When is Alternative Dispute Resolution (ADR) the right choice? The only correct answer is; it depends. This non-answer is often the best initial response when drafting agreements and considering the addition of an ADR clause. Further questions ultimately determine whether ADR is called for.
ADR refers to the resolution of disputes outside of Court litigation. One form is mediation -whereby a neutral third party (mediator) works with parties to reach a mutually acceptable resolution. A mediator is a facilitator and will not impose a resolution on the parties. During arbitration, another form of ADR, the arbitrator acts as a private judge, taking evidence and rendering a binding award enforceable by a Court. Most clients and their transactional lawyers abhor talking about the end of a business relationship while trying to build one. But inserting a .. boilerplate” clause regarding litigation or ADR that you believe will skirt controversy while negotiating a deal may later prove disastrous. While dealmakers generally focus on the economic advantages of a successful transaction, considering the economics of what happens if a deal fails is equally important.
Always consider mediation
Whether arbitration is suitable is a more considered discussion; inserting a mediation clause in a contract is a must. A mediated resolution could save a client significant costs in the future. While business people negotiate for a living, courts follow the law. The outcome of a litigation is win or lose; not, e.g., whether parties can negotiate a payout of monies owed. That outcome is only achievable through mediation. Ideally, a contract will contain a clause requiring the parties to mediate prior to litigation or arbitration. Some say it’s premature to mediate so soon, but first mediating a conflict before an unbiased neutral makes particular sense. A seasoned mediator will request that the opposing parties come prepared with information even with an accountant or other expert-to detail the situation and increase the likelihood of a resolution. Even if ultimately unsuccessful, mediation can give the parties a perspective as to their positions and possible outcomes.

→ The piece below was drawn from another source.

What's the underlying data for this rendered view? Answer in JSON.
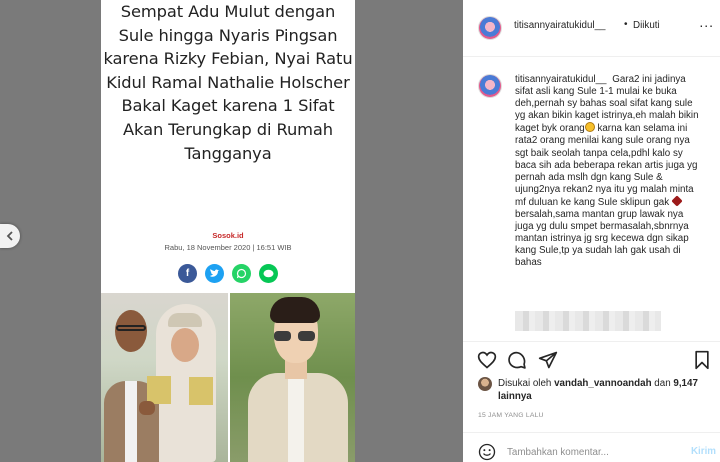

Arbitration is expeditious, cost-effective
Time is money. Arbitration presents an excellent opportunity to resolve problems within a year – not years, as is often the case in Court. Additionally, you can choose who will preside over your dispute, unlike a Court litigation. Most clients can ill afford to divert attention from their business and a contentious litigation is expensive. While in arbitration there will be document discovery, but interrogatories or depositions are unlikely, providing substantial cost savings to businesses. Arbitration may appear to have higher costs upfront, with arbitrator and filing fees, but long-term savings are realized when a controversy ends quickly without excessive discovery, Court motions and appearance costs.
When to Litigate
Litigation should be avoided in low stakes controversies. A client’s ability to sustain litigation costs, the time involved and the need for an expedited ending to the problem must be examined. More complicated or longer term contractual relationships with more money at stake will usually warrant litigation.
An ADR provision should always reserve the right to seek immediate injunctive or similar relief in Court in an emergency situation. New York’s Court practice statute, CPLR 7502(c) provides for injunctive relief in aid of arbitration. The parties may also choose to insert rules for obtaining immediate relief in arbitration, including, for example, under the AAA Rules on Emergency Procedures. Unless your controversy has a gazillion dollars at stake, insert a clause requiring the matter to be arbitrated by a single arbitrator. Otherwise, the default rules of different arbitral forums may require a three member panel for a controversy exceeding certain amounts, tripling arbitration fees. A simple arbitral forum selection clause will save on costs associated with a Court-appointed arbitrator. Expenses can be further controlled through low cost forums, such as the Nassau County Bar Association’s Arbitration and Mediation Panels. Arbitration clauses should also statVe that the arbitration or mediation will be held locally to save on travel costs.
While arbitrators can compel parties to produce documents, they may not be able to compel out of state or other non-parties to produce documents or appear at trial. Arbitration is a great forum for a client if the documents and witnesses needed to prove a case can be obtained “in-house.” This is becoming more achievable as emails often provide a written record of communications and transactions.